Players can’t place all blame on team reps






Glen Davis justifiably wants a deal, but he's also uninformed and there's no excuse for him not contacting his team rep. (AP)
Should the players’ union and the team representatives in attendance at Monday’s meeting have put the owners’ proposal up for a vote of all 440 or so members? Had they done so, and had a majority of those members voted to accept it, the league’s doors would have opened today.
And some players certainly would have voted “yes.” Samardo Samuels, set to enter his second season with the Cavaliers, told the Akron Beacon Journal on Tuesday about the push by Paul Pierce and others to dissolve the union and sue the league:
“It’s easy for Paul Pierce to say that. You’ve been in the league how long?” Samuels said. “You’ve got a decent amount of money saved up, but what about the guys just coming into the league who don’t have [anything] saved up?”
Houston’s Kevin Martin told SI.com’s Sam Amick last week that he’d take the deal on the table.

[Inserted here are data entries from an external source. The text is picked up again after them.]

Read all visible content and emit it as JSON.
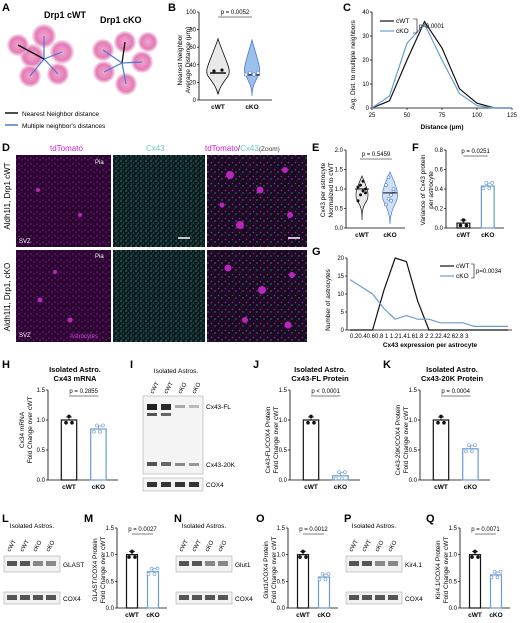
{
  "colors": {
    "cwt": "#111111",
    "cko": "#6a9bd1",
    "magenta": "#d21cd6",
    "cyan": "#7fd0d0",
    "red_wt": "#d04060",
    "blue": "#2d64c8",
    "black_line": "#111111"
  },
  "panel_A": {
    "label": "A",
    "title_cwt": "Drp1 cWT",
    "title_cko": "Drp1 cKO",
    "legend": [
      {
        "text": "Nearest Neighbor distance",
        "color": "#111111"
      },
      {
        "text": "Multiple neighbor's distances",
        "color": "#4a78d8"
      }
    ]
  },
  "panel_B": {
    "label": "B",
    "pvalue": "p = 0.0052",
    "ylabel": "Nearest Neighbor Average Distance (μm)",
    "yticks": [
      "0",
      "20",
      "40",
      "60",
      "80",
      "100"
    ],
    "groups": [
      "cWT",
      "cKO"
    ]
  },
  "panel_C": {
    "label": "C",
    "pvalue": "p<0.0001",
    "ylabel": "Avg. Dist. to multiple neighbors",
    "xlabel": "Distance (μm)",
    "xticks": [
      "25",
      "50",
      "75",
      "100",
      "125"
    ],
    "yticks": [
      "0",
      "10",
      "20",
      "30",
      "40"
    ],
    "legend": [
      "cWT",
      "cKO"
    ]
  },
  "panel_D": {
    "label": "D",
    "col1": "tdTomato",
    "col2": "Cx43",
    "col3_a": "tdTomato",
    "col3_sep": "/",
    "col3_b": "Cx43",
    "col3_c": "(Zoom)",
    "row1": "Aldh1l1, Drp1 cWT",
    "row2": "Aldh1l1, Drp1, cKO",
    "pia1": "Pia",
    "pia2": "Pia",
    "svz1": "SVZ",
    "svz2": "SVZ",
    "astro": "Astrocytes"
  },
  "panel_E": {
    "label": "E",
    "pvalue": "p = 0.5459",
    "ylabel": "Cx43 per astrocyte Normalized to cWT",
    "yticks": [
      "0.0",
      "0.5",
      "1.0",
      "1.5",
      "2.0"
    ],
    "groups": [
      "cWT",
      "cKO"
    ]
  },
  "panel_F": {
    "label": "F",
    "pvalue": "p = 0.0251",
    "ylabel": "Variance of Cx43 protein per astrocyte",
    "yticks": [
      "0.0",
      "0.2",
      "0.4",
      "0.6",
      "0.8"
    ],
    "groups": [
      "cWT",
      "cKO"
    ]
  },
  "panel_G": {
    "label": "G",
    "pvalue": "p=0.0034",
    "ylabel": "Number of astrocytes",
    "xlabel": "Cx43 expression per astrocyte",
    "yticks": [
      "0",
      "5",
      "10",
      "15",
      "20"
    ],
    "xticks": "0.20.40.60.8 1 1.21.41.61.8 2 2.22.42.62.8 3",
    "legend": [
      "cWT",
      "cKO"
    ]
  },
  "panel_H": {
    "label": "H",
    "title1": "Isolated Astro.",
    "title2": "Cx43 mRNA",
    "pvalue": "p = 0.2855",
    "ylabel": "Cx34 mRNA Fold Change over cWT",
    "yticks": [
      "0.0",
      "0.5",
      "1.0",
      "1.5"
    ],
    "groups": [
      "cWT",
      "cKO"
    ]
  },
  "panel_I": {
    "label": "I",
    "title": "Isolated Astros.",
    "lanes": [
      "cWT",
      "cWT",
      "cKO",
      "cKO"
    ],
    "band1": "Cx43-FL",
    "band2": "Cx43-20K",
    "band3": "COX4"
  },
  "panel_J": {
    "label": "J",
    "title1": "Isolated Astro.",
    "title2": "Cx43-FL Protein",
    "pvalue": "p < 0.0001",
    "ylabel": "Cx43-FL/COX4 Protein Fold Change over cWT",
    "yticks": [
      "0.0",
      "0.5",
      "1.0",
      "1.5"
    ],
    "groups": [
      "cWT",
      "cKO"
    ]
  },
  "panel_K": {
    "label": "K",
    "title1": "Isolated Astro.",
    "title2": "Cx43-20K Protein",
    "pvalue": "p = 0.0004",
    "ylabel": "Cx43-20K/COX4 Protein Fold Change over cWT",
    "yticks": [
      "0.0",
      "0.5",
      "1.0",
      "1.5"
    ],
    "groups": [
      "cWT",
      "cKO"
    ]
  },
  "panel_L": {
    "label": "L",
    "title": "Isolated Astros.",
    "lanes": [
      "cWT",
      "cWT",
      "cKO",
      "cKO"
    ],
    "band1": "GLAST",
    "band2": "COX4"
  },
  "panel_M": {
    "label": "M",
    "pvalue": "p = 0.0027",
    "ylabel": "GLAST/COX4 Protein Fold Change over cWT",
    "yticks": [
      "0.0",
      "0.5",
      "1.0",
      "1.5"
    ],
    "groups": [
      "cWT",
      "cKO"
    ]
  },
  "panel_N": {
    "label": "N",
    "title": "Isolated Astros.",
    "lanes": [
      "cWT",
      "cWT",
      "cKO",
      "cKO"
    ],
    "band1": "Glut1",
    "band2": "COX4"
  },
  "panel_O": {
    "label": "O",
    "pvalue": "p = 0.0012",
    "ylabel": "Glut1/COX4 Protein Fold Change over cWT",
    "yticks": [
      "0.0",
      "0.5",
      "1.0",
      "1.5"
    ],
    "groups": [
      "cWT",
      "cKO"
    ]
  },
  "panel_P": {
    "label": "P",
    "title": "Isolated Astros.",
    "lanes": [
      "cWT",
      "cWT",
      "cKO",
      "cKO"
    ],
    "band1": "Kir4.1",
    "band2": "COX4"
  },
  "panel_Q": {
    "label": "Q",
    "pvalue": "p = 0.0071",
    "ylabel": "Kir4.1/COX4 Protein Fold Change over cWT",
    "yticks": [
      "0.0",
      "0.5",
      "1.0",
      "1.5"
    ],
    "groups": [
      "cWT",
      "cKO"
    ]
  },
  "chart_data": [
    {
      "type": "violin",
      "panel": "B",
      "categories": [
        "cWT",
        "cKO"
      ],
      "values": [
        33,
        30
      ],
      "ylim": [
        0,
        100
      ]
    },
    {
      "type": "line",
      "panel": "C",
      "x": [
        25,
        37.5,
        50,
        62.5,
        75,
        87.5,
        100,
        112.5,
        125
      ],
      "series": [
        {
          "name": "cWT",
          "values": [
            0,
            3,
            20,
            36,
            25,
            8,
            2,
            0,
            0
          ]
        },
        {
          "name": "cKO",
          "values": [
            0,
            5,
            27,
            35,
            20,
            6,
            1,
            0,
            0
          ]
        }
      ],
      "xlim": [
        25,
        125
      ],
      "ylim": [
        0,
        40
      ]
    },
    {
      "type": "violin",
      "panel": "E",
      "categories": [
        "cWT",
        "cKO"
      ],
      "values": [
        1.0,
        0.9
      ],
      "ylim": [
        0,
        2
      ]
    },
    {
      "type": "bar",
      "panel": "F",
      "categories": [
        "cWT",
        "cKO"
      ],
      "values": [
        0.05,
        0.43
      ],
      "ylim": [
        0,
        0.8
      ]
    },
    {
      "type": "line",
      "panel": "G",
      "x": [
        0.2,
        0.4,
        0.6,
        0.8,
        1.0,
        1.2,
        1.4,
        1.6,
        1.8,
        2.0,
        2.2,
        2.4,
        2.6,
        2.8,
        3.0
      ],
      "series": [
        {
          "name": "cWT",
          "values": [
            0,
            0,
            0,
            11,
            20,
            19,
            8,
            0,
            0,
            0,
            0,
            0,
            0,
            0,
            0
          ]
        },
        {
          "name": "cKO",
          "values": [
            14,
            12,
            10,
            6,
            3,
            4,
            3,
            3,
            2,
            2,
            2,
            1,
            1,
            1,
            1
          ]
        }
      ],
      "xlim": [
        0.2,
        3
      ],
      "ylim": [
        0,
        20
      ]
    },
    {
      "type": "bar",
      "panel": "H",
      "categories": [
        "cWT",
        "cKO"
      ],
      "values": [
        1.0,
        0.85
      ],
      "ylim": [
        0,
        1.5
      ]
    },
    {
      "type": "bar",
      "panel": "J",
      "categories": [
        "cWT",
        "cKO"
      ],
      "values": [
        1.0,
        0.07
      ],
      "ylim": [
        0,
        1.5
      ]
    },
    {
      "type": "bar",
      "panel": "K",
      "categories": [
        "cWT",
        "cKO"
      ],
      "values": [
        1.0,
        0.52
      ],
      "ylim": [
        0,
        1.5
      ]
    },
    {
      "type": "bar",
      "panel": "M",
      "categories": [
        "cWT",
        "cKO"
      ],
      "values": [
        1.0,
        0.68
      ],
      "ylim": [
        0,
        1.5
      ]
    },
    {
      "type": "bar",
      "panel": "O",
      "categories": [
        "cWT",
        "cKO"
      ],
      "values": [
        1.0,
        0.58
      ],
      "ylim": [
        0,
        1.5
      ]
    },
    {
      "type": "bar",
      "panel": "Q",
      "categories": [
        "cWT",
        "cKO"
      ],
      "values": [
        1.0,
        0.62
      ],
      "ylim": [
        0,
        1.5
      ]
    }
  ]
}
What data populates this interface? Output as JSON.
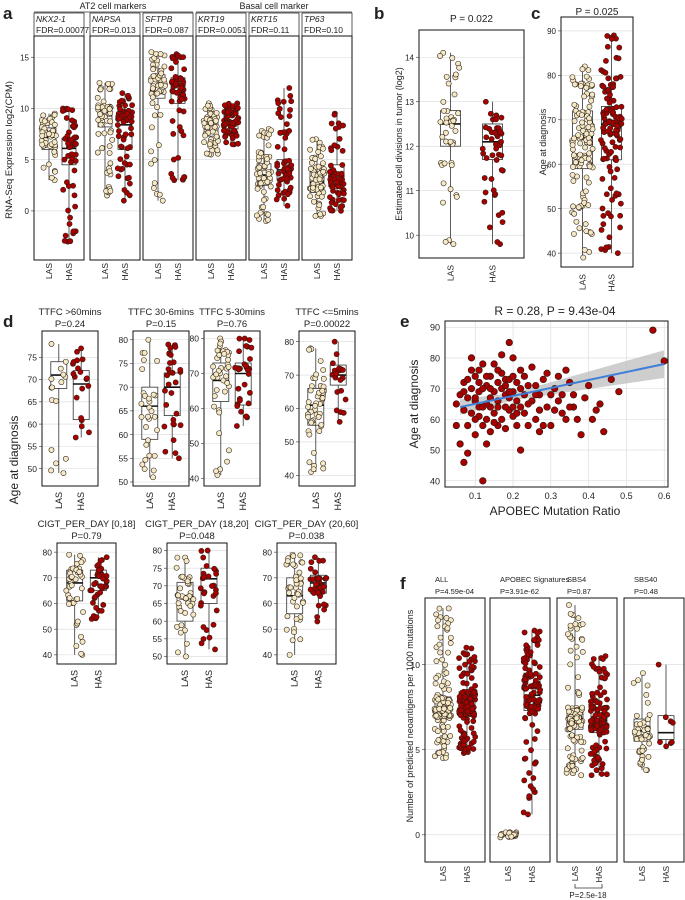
{
  "figure": {
    "colors": {
      "las": "#f3e9c6",
      "has": "#a80000",
      "point_edge": "#2b1a10",
      "box": "#333333",
      "grid": "#d9d9d9",
      "fit_line": "#3f7fd9",
      "ci": "#bdbdbd"
    },
    "panel_labels": {
      "a": "a",
      "b": "b",
      "c": "c",
      "d": "d",
      "e": "e",
      "f": "f"
    }
  },
  "chart_data": [
    {
      "id": "a",
      "type": "box-strip",
      "group_labels": [
        "AT2 cell markers",
        "Basal cell marker"
      ],
      "ylabel": "RNA-Seq Expression log2(CPM)",
      "ylim": [
        -4.5,
        16
      ],
      "yticks": [
        0,
        5,
        10,
        15
      ],
      "xcats": [
        "LAS",
        "HAS"
      ],
      "facets": [
        {
          "gene": "NKX2-1",
          "stat": "FDR=0.00077",
          "las": {
            "q": [
              3,
              6.0,
              7.2,
              8.1,
              9.5
            ],
            "n": 50
          },
          "has": {
            "q": [
              -3,
              4.5,
              6.1,
              7.1,
              10.0
            ],
            "n": 55
          }
        },
        {
          "gene": "NAPSA",
          "stat": "FDR=0.013",
          "las": {
            "q": [
              1.5,
              8.2,
              9.3,
              10.3,
              12.5
            ],
            "n": 60
          },
          "has": {
            "q": [
              1,
              6.0,
              8.4,
              9.8,
              11.5
            ],
            "n": 60
          }
        },
        {
          "gene": "SFTPB",
          "stat": "FDR=0.087",
          "las": {
            "q": [
              1,
              11.0,
              12.2,
              13.3,
              15.5
            ],
            "n": 60
          },
          "has": {
            "q": [
              3,
              10.5,
              11.7,
              13.0,
              15.3
            ],
            "n": 60
          }
        },
        {
          "gene": "KRT19",
          "stat": "FDR=0.0051",
          "las": {
            "q": [
              5.5,
              7.3,
              8.2,
              9.0,
              10.5
            ],
            "n": 60
          },
          "has": {
            "q": [
              6.5,
              8.0,
              8.8,
              9.6,
              10.5
            ],
            "n": 60
          }
        },
        {
          "gene": "KRT15",
          "stat": "FDR=0.11",
          "las": {
            "q": [
              -1,
              2.5,
              3.5,
              4.6,
              8.0
            ],
            "n": 60
          },
          "has": {
            "q": [
              0.5,
              3.0,
              4.0,
              5.0,
              12.0
            ],
            "n": 60
          }
        },
        {
          "gene": "TP63",
          "stat": "FDR=0.10",
          "las": {
            "q": [
              -0.5,
              1.8,
              2.8,
              3.8,
              7.0
            ],
            "n": 60
          },
          "has": {
            "q": [
              0,
              2.2,
              3.2,
              4.5,
              9.5
            ],
            "n": 60
          }
        }
      ]
    },
    {
      "id": "b",
      "type": "box-strip",
      "title": "P = 0.022",
      "ylabel": "Estimated cell divisions in tumor (log2)",
      "ylim": [
        9.6,
        14.5
      ],
      "yticks": [
        10,
        11,
        12,
        13,
        14
      ],
      "xcats": [
        "LAS",
        "HAS"
      ],
      "las": {
        "q": [
          9.8,
          12.0,
          12.5,
          12.8,
          14.1
        ],
        "n": 45
      },
      "has": {
        "q": [
          9.8,
          11.7,
          12.1,
          12.5,
          13.0
        ],
        "n": 48
      }
    },
    {
      "id": "c",
      "type": "box-strip",
      "title": "P = 0.025",
      "ylabel": "Age at diagnosis",
      "ylim": [
        38,
        92
      ],
      "yticks": [
        40,
        50,
        60,
        70,
        80,
        90
      ],
      "xcats": [
        "LAS",
        "HAS"
      ],
      "las": {
        "q": [
          39,
          59,
          66,
          72,
          82
        ],
        "n": 120
      },
      "has": {
        "q": [
          40,
          61,
          69,
          73,
          89
        ],
        "n": 120
      }
    },
    {
      "id": "d",
      "type": "box-strip",
      "ylabel": "Age at diagnosis",
      "xcats": [
        "LAS",
        "HAS"
      ],
      "facets": [
        {
          "title": "TTFC >60mins",
          "stat": "P=0.24",
          "ylim": [
            47,
            80
          ],
          "yticks": [
            50,
            55,
            60,
            65,
            70,
            75
          ],
          "las": {
            "q": [
              49,
              68,
              71,
              74,
              78
            ],
            "n": 16
          },
          "has": {
            "q": [
              57,
              61,
              69,
              72,
              77
            ],
            "n": 20
          }
        },
        {
          "title": "TTFC 30-6mins",
          "stat": "P=0.15",
          "ylim": [
            50,
            81
          ],
          "yticks": [
            50,
            55,
            60,
            65,
            70,
            75,
            80
          ],
          "las": {
            "q": [
              51,
              59,
              66,
              70,
              80
            ],
            "n": 30
          },
          "has": {
            "q": [
              55,
              64,
              70,
              73,
              79
            ],
            "n": 30
          }
        },
        {
          "title": "TTFC 5-30mins",
          "stat": "P=0.76",
          "ylim": [
            39,
            81
          ],
          "yticks": [
            40,
            50,
            60,
            70,
            80
          ],
          "las": {
            "q": [
              41,
              62,
              68,
              73,
              80
            ],
            "n": 40
          },
          "has": {
            "q": [
              55,
              61,
              70,
              73,
              80
            ],
            "n": 30
          }
        },
        {
          "title": "TTFC <=5mins",
          "stat": "P=0.00022",
          "ylim": [
            38,
            82
          ],
          "yticks": [
            40,
            50,
            60,
            70,
            80
          ],
          "las": {
            "q": [
              41,
              55,
              61,
              66,
              78
            ],
            "n": 50
          },
          "has": {
            "q": [
              56,
              67,
              70,
              73,
              80
            ],
            "n": 20
          }
        },
        {
          "title": "CIGT_PER_DAY [0,18]",
          "stat": "P=0.79",
          "ylim": [
            38,
            82
          ],
          "yticks": [
            40,
            50,
            60,
            70,
            80
          ],
          "las": {
            "q": [
              40,
              61,
              68,
              73,
              79
            ],
            "n": 40
          },
          "has": {
            "q": [
              54,
              65,
              70,
              73,
              78
            ],
            "n": 40
          }
        },
        {
          "title": "CIGT_PER_DAY (18,20]",
          "stat": "P=0.048",
          "ylim": [
            49,
            81
          ],
          "yticks": [
            50,
            55,
            60,
            65,
            70,
            75,
            80
          ],
          "las": {
            "q": [
              50,
              60,
              67,
              71,
              78
            ],
            "n": 40
          },
          "has": {
            "q": [
              52,
              65,
              72,
              75,
              80
            ],
            "n": 30
          }
        },
        {
          "title": "CIGT_PER_DAY (20,60]",
          "stat": "P=0.038",
          "ylim": [
            38,
            82
          ],
          "yticks": [
            40,
            50,
            60,
            70,
            80
          ],
          "las": {
            "q": [
              40,
              56,
              63,
              70,
              79
            ],
            "n": 45
          },
          "has": {
            "q": [
              53,
              64,
              68,
              71,
              78
            ],
            "n": 35
          }
        }
      ]
    },
    {
      "id": "e",
      "type": "scatter",
      "title": "R = 0.28, P = 9.43e-04",
      "xlabel": "APOBEC Mutation Ratio",
      "ylabel": "Age at diagnosis",
      "xlim": [
        0.02,
        0.61
      ],
      "ylim": [
        38,
        92
      ],
      "xticks": [
        0.1,
        0.2,
        0.3,
        0.4,
        0.5,
        0.6
      ],
      "yticks": [
        40,
        50,
        60,
        70,
        80,
        90
      ],
      "fit": {
        "x": [
          0.06,
          0.6
        ],
        "y": [
          64,
          78
        ]
      },
      "points": [
        [
          0.57,
          89
        ],
        [
          0.6,
          79
        ],
        [
          0.43,
          65
        ],
        [
          0.41,
          60
        ],
        [
          0.44,
          56
        ],
        [
          0.33,
          62
        ],
        [
          0.31,
          70
        ],
        [
          0.36,
          68
        ],
        [
          0.29,
          75
        ],
        [
          0.27,
          63
        ],
        [
          0.3,
          68
        ],
        [
          0.26,
          71
        ],
        [
          0.23,
          62
        ],
        [
          0.21,
          58
        ],
        [
          0.19,
          85
        ],
        [
          0.06,
          52
        ],
        [
          0.07,
          46
        ],
        [
          0.12,
          40
        ],
        [
          0.08,
          49
        ],
        [
          0.1,
          55
        ],
        [
          0.13,
          52
        ],
        [
          0.15,
          78
        ],
        [
          0.18,
          73
        ],
        [
          0.22,
          76
        ],
        [
          0.24,
          58
        ],
        [
          0.35,
          72
        ],
        [
          0.38,
          55
        ],
        [
          0.16,
          66
        ],
        [
          0.2,
          69
        ],
        [
          0.25,
          66
        ],
        [
          0.28,
          73
        ],
        [
          0.32,
          74
        ],
        [
          0.34,
          60
        ],
        [
          0.17,
          60
        ],
        [
          0.11,
          61
        ],
        [
          0.14,
          64
        ],
        [
          0.09,
          70
        ],
        [
          0.1,
          74
        ],
        [
          0.12,
          78
        ],
        [
          0.2,
          80
        ],
        [
          0.22,
          50
        ],
        [
          0.28,
          58
        ],
        [
          0.4,
          71
        ],
        [
          0.39,
          67
        ],
        [
          0.46,
          73
        ],
        [
          0.05,
          58
        ],
        [
          0.07,
          63
        ],
        [
          0.08,
          67
        ],
        [
          0.11,
          69
        ],
        [
          0.13,
          71
        ],
        [
          0.14,
          67
        ],
        [
          0.16,
          72
        ],
        [
          0.17,
          75
        ],
        [
          0.18,
          68
        ],
        [
          0.19,
          63
        ],
        [
          0.21,
          72
        ],
        [
          0.23,
          68
        ],
        [
          0.24,
          71
        ],
        [
          0.26,
          60
        ],
        [
          0.27,
          68
        ],
        [
          0.29,
          64
        ],
        [
          0.3,
          58
        ],
        [
          0.31,
          63
        ],
        [
          0.33,
          68
        ],
        [
          0.34,
          76
        ],
        [
          0.36,
          64
        ],
        [
          0.37,
          60
        ],
        [
          0.09,
          62
        ],
        [
          0.1,
          66
        ],
        [
          0.11,
          64
        ],
        [
          0.12,
          70
        ],
        [
          0.13,
          60
        ],
        [
          0.14,
          74
        ],
        [
          0.15,
          62
        ],
        [
          0.16,
          58
        ],
        [
          0.17,
          70
        ],
        [
          0.18,
          64
        ],
        [
          0.19,
          73
        ],
        [
          0.2,
          64
        ],
        [
          0.21,
          66
        ],
        [
          0.22,
          70
        ],
        [
          0.23,
          74
        ],
        [
          0.25,
          77
        ],
        [
          0.26,
          68
        ],
        [
          0.06,
          68
        ],
        [
          0.07,
          72
        ],
        [
          0.08,
          58
        ],
        [
          0.09,
          76
        ],
        [
          0.1,
          60
        ],
        [
          0.11,
          76
        ],
        [
          0.12,
          58
        ],
        [
          0.13,
          65
        ],
        [
          0.14,
          56
        ],
        [
          0.15,
          69
        ],
        [
          0.16,
          64
        ],
        [
          0.17,
          81
        ],
        [
          0.18,
          57
        ],
        [
          0.19,
          67
        ],
        [
          0.2,
          61
        ],
        [
          0.22,
          64
        ],
        [
          0.24,
          65
        ],
        [
          0.27,
          56
        ],
        [
          0.09,
          80
        ],
        [
          0.1,
          67
        ],
        [
          0.12,
          64
        ],
        [
          0.13,
          74
        ],
        [
          0.15,
          59
        ],
        [
          0.16,
          76
        ],
        [
          0.18,
          71
        ],
        [
          0.2,
          74
        ],
        [
          0.05,
          65
        ],
        [
          0.07,
          69
        ],
        [
          0.08,
          73
        ],
        [
          0.11,
          72
        ],
        [
          0.14,
          70
        ],
        [
          0.19,
          69
        ],
        [
          0.21,
          62
        ],
        [
          0.32,
          66
        ],
        [
          0.35,
          64
        ],
        [
          0.42,
          63
        ],
        [
          0.48,
          69
        ]
      ]
    },
    {
      "id": "f",
      "type": "box-strip",
      "ylabel": "Number of predicted neoantigens per 1000 mutations",
      "ylim": [
        -0.6,
        14.5
      ],
      "yticks": [
        0,
        5,
        10
      ],
      "xcats": [
        "LAS",
        "HAS"
      ],
      "bracket": "P=2.5e-18",
      "facets": [
        {
          "title": "ALL",
          "stat": "P=4.59e-04",
          "las": {
            "q": [
              4.5,
              6.9,
              7.4,
              8.1,
              13.3
            ],
            "n": 130
          },
          "has": {
            "q": [
              4.8,
              7.0,
              7.6,
              8.4,
              11.0
            ],
            "n": 130
          }
        },
        {
          "title": "APOBEC Signatures",
          "stat": "P=3.91e-62",
          "las": {
            "q": [
              -0.15,
              -0.05,
              0,
              0.05,
              0.15
            ],
            "n": 30
          },
          "has": {
            "q": [
              1.2,
              7.3,
              8.2,
              9.5,
              12.0
            ],
            "n": 110
          }
        },
        {
          "title": "SBS4",
          "stat": "P=0.87",
          "las": {
            "q": [
              3.5,
              6.2,
              6.8,
              7.5,
              13.5
            ],
            "n": 120
          },
          "has": {
            "q": [
              3.5,
              6.0,
              6.7,
              7.5,
              10.5
            ],
            "n": 120
          }
        },
        {
          "title": "SBS40",
          "stat": "P=0.48",
          "las": {
            "q": [
              3.8,
              5.5,
              6.1,
              6.8,
              9.5
            ],
            "n": 50
          },
          "has": {
            "q": [
              5.2,
              5.6,
              6.0,
              7.0,
              10.0
            ],
            "n": 8
          }
        }
      ]
    }
  ]
}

The Lakers’ Steve Blake reportedly lobbied other players to accept it. And several others — Derrick Favors, Earl Watson, Jeff Green, DeMarcus Cousins and Jeremy Evans — have indicated that they’re either not paying attention, not talking to their agents and/or just want to play as soon as possible.
That’s their prerogative, of course. No one can force them into paying attention. But even Kevin Durant, a superstar who is well-informed and has attended meetings, told Yahoo! Sports’ Marc Spears over the weekend that he was still pretty unfamiliar with what, exactly, decertifying the union would entail:
“I talked to my agent [Aaron Goodwin] about it,” Durant said. “I heard it’s not a good idea to do that. But I got to look into it a little bit more.”
Glen Davis, set to enter free agency, takes the cake with this angry interview in the Boston Herald after Monday’s developments. Davis wants a deal, and he’s justifiably upset with the prideful chest-puffing from both sides. But he is also, by his own admission, uninformed:
“I don’t think I’ve been kept in the loop as far as what’s going on and how things are going on,” he said. “I want to be kept in the loop, but when I say that, they say, well, come to the meetings.
“It’s not just Paul [Pierce] making that decision. It’s also Derek (Fisher) and Billy Hunter. I talk to players, but my friends are guys like Paul and (Kevin Garnett) – guys who are in a different stage of their careers from me.
“I don’t talk to a lot of the guys who are more in my stage, like Carl Landry and DeJuan Blair.”
The first part of that quote – about coming to meetings — should take its place in the Lockout Quote Pantheon. “They say, well, come to meetings.” And? Did you go? Did you find out where and when the regional meetings were? Did you call your union representative (Pierce) to get that information? Heck, did you read guys like Ken Berger of CBS Sports, sharp minds who published just about every nuance of these talks along the way?
And why didn’t you contact Landry or Blair or any other young player trying to cement his place in the league? They aren’t hard to find.
The dysfunction goes the other way, too, as Amick points out today:
Many reps weren’t calling their teammates, weren’t taking the time to understand the nuances of the $2 billion they still had an opportunity to have. Even on Monday, the most significant day of negotiations since this lockout began, there were no representatives from Portland, Utah or Sacramento in attendance.
There is just no excuse for any union rep not to have at least tried to contact every one of his players multiple times leading to Monday’s meeting. Maybe you fail to reach one or two, but leave a half-dozen voice mails, texts and emails before you give up.
Still, I’d rather have those union reps deciding my fate than players who have willfully ignored the entire lockout. Let’s be clear: That is a minority of players. Most have paid at least some attention to what is happening, and anyone who thinks professional athletes don’t get this stuff hasn’t had a conversation with the guys who attend these meetings.
But I’d rather have the smaller group on hand Monday making a decision than give that minority a chance to influence a yes or no vote on a deal that will affect every player’s life for up to a decade — and set the baseline for the next set of talks. As Eric Freeman points out at Yahoo! Sports, this is exactly what unions are designed to do, and what union representatives are elected to do: make informed decisions on behalf of members who didn’t attend the meetings or go through the negotiating process.
You can take issue with lots of things the union did and didn’t do here — its obvious communication problems, its decision to hold off decertifying or disclaiming interest until mid-November, and lots of other stuff. But the “should they have voted?” question is, to me, a non-issue brought up by players who are willfully out of the loop and fans who want a deal at any cost.